In Germany, the 10-year bund yield didn’t blink to Pfandbriefbank jitters, the DAX and the Stoxx 600 were down on Wednesday but the declines remained too soft to hint at panic, while the S&P500 renewed record and traded at a spitting distance from the 5000 psychological mark. That’s a powerful psychological milestone mind you, and it could trigger some profit taking due to the overbought market conditions and bubbling valuations. But the S&P500’s rally is backed by the anticipation of upcoming rate cuts and robust earnings. And sentiment in both yields and earnings remains supportive. In this respect, Disney followed in the footsteps of its happy tech peers yesterday and rose almost 7% in the afterhours trading after reporting better than expected earnings and issuing an upbeat profit outlook.
All’s well that ends well.
In the FX
The slowdown in the US sovereign selloff is weighing on the US dollar. The dollar index returned below its 100-DMA. The fact that central bankers around the world, like the ones in Europe and Australia, are also pushing back on early rate cut expectations certainly play a role in dollar’s limited gains. In this context, the Reserve Bank of Australia (RBA) warned earlier this week that the bank could even think of tightening the financial conditions if inflation didn’t ease to levels that they consider being acceptable. The hawkish accompanying statement from the RBA helped the AUDUSD limit losses near the 65 cents level earlier this week. But the pair remains offered into the 100-DMA, and the morose inflation figures from China don’t help cheer up the bulls.
Oh, China
China announced this morning that deflation accelerated in January to -0.8% y-o-y, faster than a 0.5% deflation penciled in by analysts and the fastest price drop in over 14 years.

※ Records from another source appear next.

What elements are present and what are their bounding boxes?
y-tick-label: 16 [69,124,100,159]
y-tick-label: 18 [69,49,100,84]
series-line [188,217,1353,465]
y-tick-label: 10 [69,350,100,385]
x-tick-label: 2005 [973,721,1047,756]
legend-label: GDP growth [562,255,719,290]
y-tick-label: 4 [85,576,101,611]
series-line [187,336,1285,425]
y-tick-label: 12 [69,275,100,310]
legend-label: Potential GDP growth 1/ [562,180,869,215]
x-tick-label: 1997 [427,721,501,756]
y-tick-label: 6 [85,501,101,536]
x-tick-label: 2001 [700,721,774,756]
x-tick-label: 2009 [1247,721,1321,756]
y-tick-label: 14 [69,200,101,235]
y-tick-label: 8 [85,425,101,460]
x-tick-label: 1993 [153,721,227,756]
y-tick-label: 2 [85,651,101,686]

In plain English, it means that the Chinese efforts to boost growth and bring inflation back are not working according to the plan. Money poured into the Chinese system doesn’t circulate in a way to stimulate economy – blame people who lost confidence – and the radical measures that the government has put in place to prop up equity valuations hardly help China’s battered stock markets to get back on their feet. Today, sentiment in the CPI 300 index is mixed. I was writing yesterday that a deeper than expected deflation number will certainly encourage Chinese authorities to announce more stimulus measures. But measures alone won’t help getting the Chinese markets’ heads above water if investors don’t play along.
Another worry about the Chinese recovery is that because the Chinese dream has been dashed by a $7 trillion selloff in the equity markets, many could be tempted to take their loss and walk away in the slightest recovery. In summary, the road to a sustainable recovery seems far away.

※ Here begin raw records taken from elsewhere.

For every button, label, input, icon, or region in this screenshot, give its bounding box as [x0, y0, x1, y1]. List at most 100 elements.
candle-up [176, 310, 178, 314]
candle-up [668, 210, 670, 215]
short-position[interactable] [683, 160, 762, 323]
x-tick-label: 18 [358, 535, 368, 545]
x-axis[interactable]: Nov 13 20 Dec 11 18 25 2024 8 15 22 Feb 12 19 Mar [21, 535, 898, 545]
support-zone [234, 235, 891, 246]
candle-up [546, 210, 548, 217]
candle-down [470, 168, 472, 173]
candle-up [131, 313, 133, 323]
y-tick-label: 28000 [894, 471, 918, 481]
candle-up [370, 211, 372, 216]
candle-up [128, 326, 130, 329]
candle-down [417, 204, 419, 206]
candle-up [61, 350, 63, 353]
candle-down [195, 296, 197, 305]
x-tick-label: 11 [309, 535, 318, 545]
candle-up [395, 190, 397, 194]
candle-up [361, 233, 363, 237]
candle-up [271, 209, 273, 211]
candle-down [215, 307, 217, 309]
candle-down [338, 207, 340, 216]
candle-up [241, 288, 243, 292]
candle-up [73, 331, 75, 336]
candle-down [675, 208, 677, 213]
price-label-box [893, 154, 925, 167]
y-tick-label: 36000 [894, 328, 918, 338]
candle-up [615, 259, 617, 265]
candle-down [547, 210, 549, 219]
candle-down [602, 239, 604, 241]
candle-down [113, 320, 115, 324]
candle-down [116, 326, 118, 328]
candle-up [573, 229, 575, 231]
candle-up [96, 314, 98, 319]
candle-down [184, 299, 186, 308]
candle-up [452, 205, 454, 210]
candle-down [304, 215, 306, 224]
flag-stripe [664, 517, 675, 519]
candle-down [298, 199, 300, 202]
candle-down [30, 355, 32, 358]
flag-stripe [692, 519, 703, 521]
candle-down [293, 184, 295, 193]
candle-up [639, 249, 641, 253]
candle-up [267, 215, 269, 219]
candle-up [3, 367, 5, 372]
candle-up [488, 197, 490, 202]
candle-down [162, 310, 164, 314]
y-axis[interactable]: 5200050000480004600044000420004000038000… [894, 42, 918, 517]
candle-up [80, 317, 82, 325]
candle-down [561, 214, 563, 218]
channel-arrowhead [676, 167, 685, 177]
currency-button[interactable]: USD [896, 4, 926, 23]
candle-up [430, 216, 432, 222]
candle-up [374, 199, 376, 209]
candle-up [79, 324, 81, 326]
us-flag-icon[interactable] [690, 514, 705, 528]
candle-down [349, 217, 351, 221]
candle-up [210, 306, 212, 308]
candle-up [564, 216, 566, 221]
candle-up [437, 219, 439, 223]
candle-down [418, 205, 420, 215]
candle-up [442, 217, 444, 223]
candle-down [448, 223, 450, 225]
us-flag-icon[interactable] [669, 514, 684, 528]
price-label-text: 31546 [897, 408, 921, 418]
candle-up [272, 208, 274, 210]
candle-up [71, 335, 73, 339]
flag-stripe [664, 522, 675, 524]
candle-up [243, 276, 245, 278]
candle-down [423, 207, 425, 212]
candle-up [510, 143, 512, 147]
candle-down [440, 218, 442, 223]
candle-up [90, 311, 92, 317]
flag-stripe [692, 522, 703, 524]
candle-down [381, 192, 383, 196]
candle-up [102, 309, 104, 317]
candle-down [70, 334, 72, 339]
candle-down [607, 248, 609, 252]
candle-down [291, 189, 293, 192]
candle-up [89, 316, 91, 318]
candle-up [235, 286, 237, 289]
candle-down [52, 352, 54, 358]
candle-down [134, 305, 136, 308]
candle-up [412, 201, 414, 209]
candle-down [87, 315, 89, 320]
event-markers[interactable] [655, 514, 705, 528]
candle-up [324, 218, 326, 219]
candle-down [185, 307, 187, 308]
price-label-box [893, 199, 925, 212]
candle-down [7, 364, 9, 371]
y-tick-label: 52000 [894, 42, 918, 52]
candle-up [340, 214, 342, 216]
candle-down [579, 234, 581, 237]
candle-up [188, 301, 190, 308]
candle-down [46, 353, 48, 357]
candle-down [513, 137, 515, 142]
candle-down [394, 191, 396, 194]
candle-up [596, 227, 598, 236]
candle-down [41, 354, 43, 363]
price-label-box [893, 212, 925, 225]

Zooming in, Alibaba missed the opportunity to break above its down-trending channel that has been building since last August as its shares dived 6% after its sales missed expectations in the latest Q4 report. The latter offset a $25bn buyback program that the company has just announced. Alibaba’s price chart over the past 5 years is the best summary of how things went down for Chinese equities as Xi-led government was busy beating their tech gems with baseball bats, imposing absurd covid zero rules, and getting both the Chinese consumers and foreign investors on their back. Here we are today, waiting for more measures to cheer us up.